Anda di halaman 1dari 10

HUSNA FAIDZI

20172024

1. KONSEP DASAR PENYAKIT

a.Pengertian

Pneumonia merupakan penyakit peradangan paru dan sistem pernafasan dimana alveoli
membengkak dan terjadi penimbunan cairan. Pneumonia dapat disebabkan oleh berbagai macam
faktor, meliputi infeksi bakteri, virus, jamur, atau parasit. Pneumonia juga dapat diakibatkan oleh
bahan kimia atau kerusakan fisik dari paru-paru, atau secara tak langsung dari penyakit lain
seperti kanker paru atau penyalahgunaan alkohol. Gejala khas pneumonia dapat berupa batuk
berdahak kemerahan serta lekosotosis, nyeri pleural, demam menggigil, sesak nafas atau
gabungan dari beberapa gejala tersebut. Serangan pada pneumonia biasanya tidak mendadak,
khususnya pada orang tua dan hasil dari foto thoraks dapat memberikan gambaran awal dari
pneumonia.

Pneumonia adalah peradangan pada satu atau kedua paru. Penyakit ini menyebabkan
penumpukan cairan atau nanah dalam kantong udara kecil di paru-paru (alveolus).Adanya cairan
atau nanah tersebut kemudian memicu gejala pneumonia berupa batuk berdahak, demam,
menggigil, dan kesulitan bernapas.

Pneumonia adalah peradangan akut pada parenkim paru, bronkiolus respiratorius dan alveoli,
menimbulkan konsolidasi jaringan paru sehingga dapat mengganggu pertukaran oksigen dan
karbon dioksida di paru-paru.3 Pada perkembangannya , berdasarkan tempat terjadinya infeksi,
dikenal dua bentuk pneumonia, yaitu pneumonia-masyarakat (community-acquired
pneumonia/CAP), apabila infeksinya terjadi di masyarakat; dan pneumonia-RS atau pneumonia
nosokomial (hospital-acquired pneumonia/HAP), bila infeksinya didapat di rumah sakit.
Pneumonia-masyarakat (community-acquired pneumonia) adalah pneumonia yang terjadi akibat
infeksi diluar rumah sakit , sedangkan pneumonia nosokomial adalah pneumonia yang terjadi
>48 jam atau lebih setelah dirawat di rumah sakit, baik di ruang rawat umum ataupun di ICU
tetapi tidak sedang menggunakan ventilator.

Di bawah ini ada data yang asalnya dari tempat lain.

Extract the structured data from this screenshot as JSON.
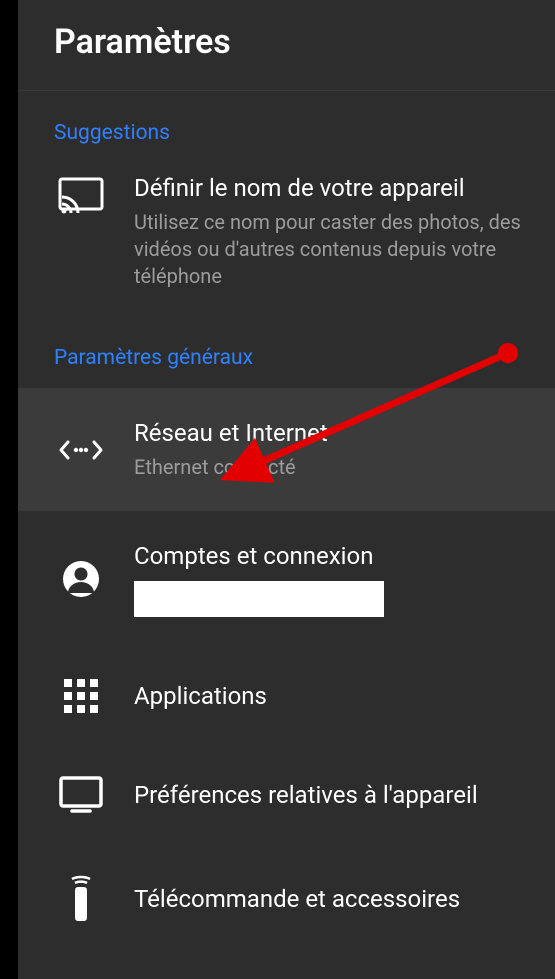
{
  "header": {
    "title": "Paramètres"
  },
  "sections": {
    "suggestions_label": "Suggestions",
    "general_label": "Paramètres généraux"
  },
  "suggestion": {
    "title": "Définir le nom de votre appareil",
    "subtitle": "Utilisez ce nom pour caster des photos, des vidéos ou d'autres contenus depuis votre téléphone"
  },
  "items": {
    "network": {
      "title": "Réseau et Internet",
      "subtitle": "Ethernet connecté"
    },
    "accounts": {
      "title": "Comptes et connexion"
    },
    "apps": {
      "title": "Applications"
    },
    "device": {
      "title": "Préférences relatives à l'appareil"
    },
    "remote": {
      "title": "Télécommande et accessoires"
    }
  },
  "annotation": {
    "color": "#e30000"
  }
}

Pneumonia berhubungan dengan penggunaan
ventilator (ventilator-acquired pneumonia/VAP) adalah pneumonia yang terjadi setelah 4872 jam
atau lebih setelah intubasi tracheal. Pneumonia yang didapat di pusat perawatan kesehatan
(healthcare-associated pneumonia) adalah pasien yangdirawat olehperawatan akut di rumah sakit
selama 2 hari atau lebih dalam waktu 90 hari dari proses infeksi, tinggal dirumah perawatan
(nursing home atau longterm care facility), mendapatkan antibiotik intravena, kemoterapi, atau
perawatan luka dalam waktu 30 hari proses infeksi ataupun datang ke klinik rumah sakit atau
klinik hemodialisa.
Hariadi (2010) membuat klasifikasi pneumonia berdasarkan klinis dan epidemilogi serta letak
anatomi.

a. Klasifikasi pneumonia berdasarkan klinis dan epidemiologi

1) Pneumonia Komunitas (PK) adalah pneumonia infeksius pada seseorang yang tidak menjalani
rawat inap di rumah sakit.

2) Pneumonia Nosokomial (PN) adalah pneumonia yang diperoleh selama perawatan di rumah
sakit atau sesudahnya karena penyakit lain atau prosedur.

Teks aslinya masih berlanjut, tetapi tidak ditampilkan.